Image from Cincinnati Playhouse in the Park website.

Cincinnati Playhouse In the Park is coming to Oxford tonight to perform Fake Flowers Don’t Die, a play by John Yearley.

The play focuses on three friends that discover a magic lamp that may or may not grant them three wishes.

Britain Seibert, 23, has been at Cincinnati Playhouse since the first week of September.  She said the play is about “a time in your life when your friends start getting new friends and you start feeling like you are losing your friends.”

Cincinnati Playhouse In The Park has been producing plays since 1959 and is the largest  professional theater in Cincinnati.  It has two stages: The Marks Theater which hosts bigger shows, and the Black Box Stage, which is more of an intimate theater for smaller plays.

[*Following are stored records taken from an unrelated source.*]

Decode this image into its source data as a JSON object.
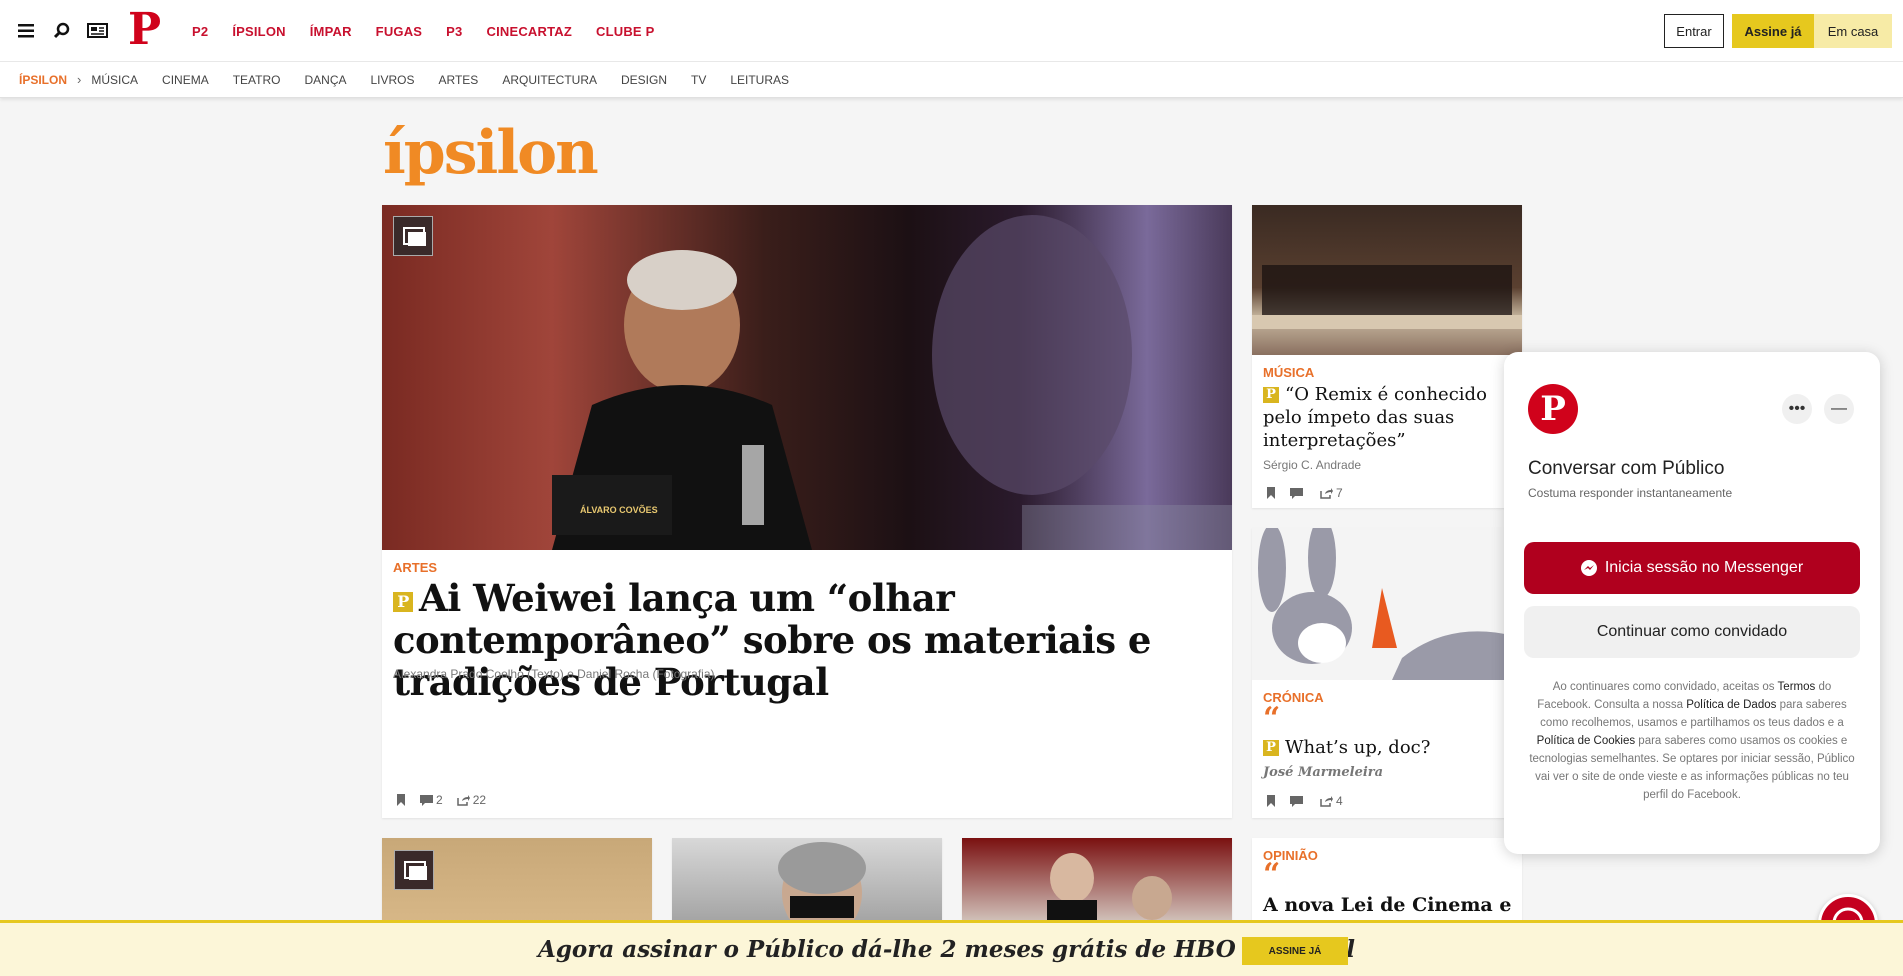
{
  "brand": {
    "logo": "P",
    "logo_color": "#d0021b"
  },
  "top_nav": [
    "P2",
    "ÍPSILON",
    "ÍMPAR",
    "FUGAS",
    "P3",
    "CINECARTAZ",
    "CLUBE P"
  ],
  "account": {
    "login": "Entrar",
    "subscribe": "Assine já",
    "home": "Em casa"
  },
  "section_nav": {
    "current": "ÍPSILON",
    "items": [
      "MÚSICA",
      "CINEMA",
      "TEATRO",
      "DANÇA",
      "LIVROS",
      "ARTES",
      "ARQUITECTURA",
      "DESIGN",
      "TV",
      "LEITURAS"
    ]
  },
  "section_logo": "ípsilon",
  "main_article": {
    "category": "ARTES",
    "premium_badge": "P",
    "title": "Ai Weiwei lança um “olhar contemporâneo” sobre os materiais e tradições de Portugal",
    "author": "Alexandra Prado Coelho (Texto) e Daniel Rocha (Fotografia)",
    "comments": "2",
    "shares": "22",
    "image_caption_text": "ÁLVARO COVÕES"
  },
  "side_articles": [
    {
      "category": "MÚSICA",
      "title": "“O Remix é conhecido pelo ímpeto das suas interpretações”",
      "author": "Sérgio C. Andrade",
      "comments": "",
      "shares": "7"
    },
    {
      "category": "CRÓNICA",
      "title": "What’s up, doc?",
      "author": "José Marmeleira",
      "comments": "",
      "shares": "4"
    },
    {
      "category": "OPINIÃO",
      "title": "A nova Lei de Cinema e o"
    }
  ],
  "chat": {
    "title": "Conversar com Público",
    "subtitle": "Costuma responder instantaneamente",
    "login_button": "Inicia sessão no Messenger",
    "guest_button": "Continuar como convidado",
    "legal_1": "Ao continuares como convidado, aceitas os ",
    "legal_terms": "Termos",
    "legal_2": " do Facebook. Consulta a nossa ",
    "legal_data": "Política de Dados",
    "legal_3": " para saberes como recolhemos, usamos e partilhamos os teus dados e a ",
    "legal_cookies": "Política de Cookies",
    "legal_4": " para saberes como usamos os cookies e tecnologias semelhantes. Se optares por iniciar sessão, Público vai ver o site de onde vieste e as informações públicas no teu perfil do Facebook."
  },
  "promo": {
    "text": "Agora assinar o Público dá-lhe 2 meses grátis de HBO Portugal",
    "button": "ASSINE JÁ"
  },
  "colors": {
    "accent": "#e8702a",
    "brand_red": "#c8102e",
    "gold": "#e6c81e"
  }
}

But, for this performance, the company brought their show to the OCAC stage.

Cincinnati Playhouse has put on many shows with many different actors, but this is Seiberts first performance with them “This is my first show in Cincinnati Playhouse, I am super excited for it,” Seibert said.

Tracy Hoida, the education stage manager for Fake Flowers Don’t Die, said the Cincinnati Playhouse came to Oxford because the OCAC has been a regularly scheduled location for the entire season. “As long as they continue to book us we will continue to perform,” she said.

Jake Moore, a senior at THS, plans on attending the performance. “I really enjoy it when an acting group comes to perform because I feel like it helps me learns as an actor,” he said.  “I am very observant during shows and I watch how they do certain things,like how they get the audience involved and how they get into their characters so deeply”

Seibert said she was excited to see how the play would turn out  “I am not nervous,” she said.  “Nervous is something that happened every once in awhile. I’m more excited to see how everyone reacts to the play.”

Fake Flowers Don’t Die opens tonight at the Oxford Community Arts Center at 7:30.  The performance is free and open to the public.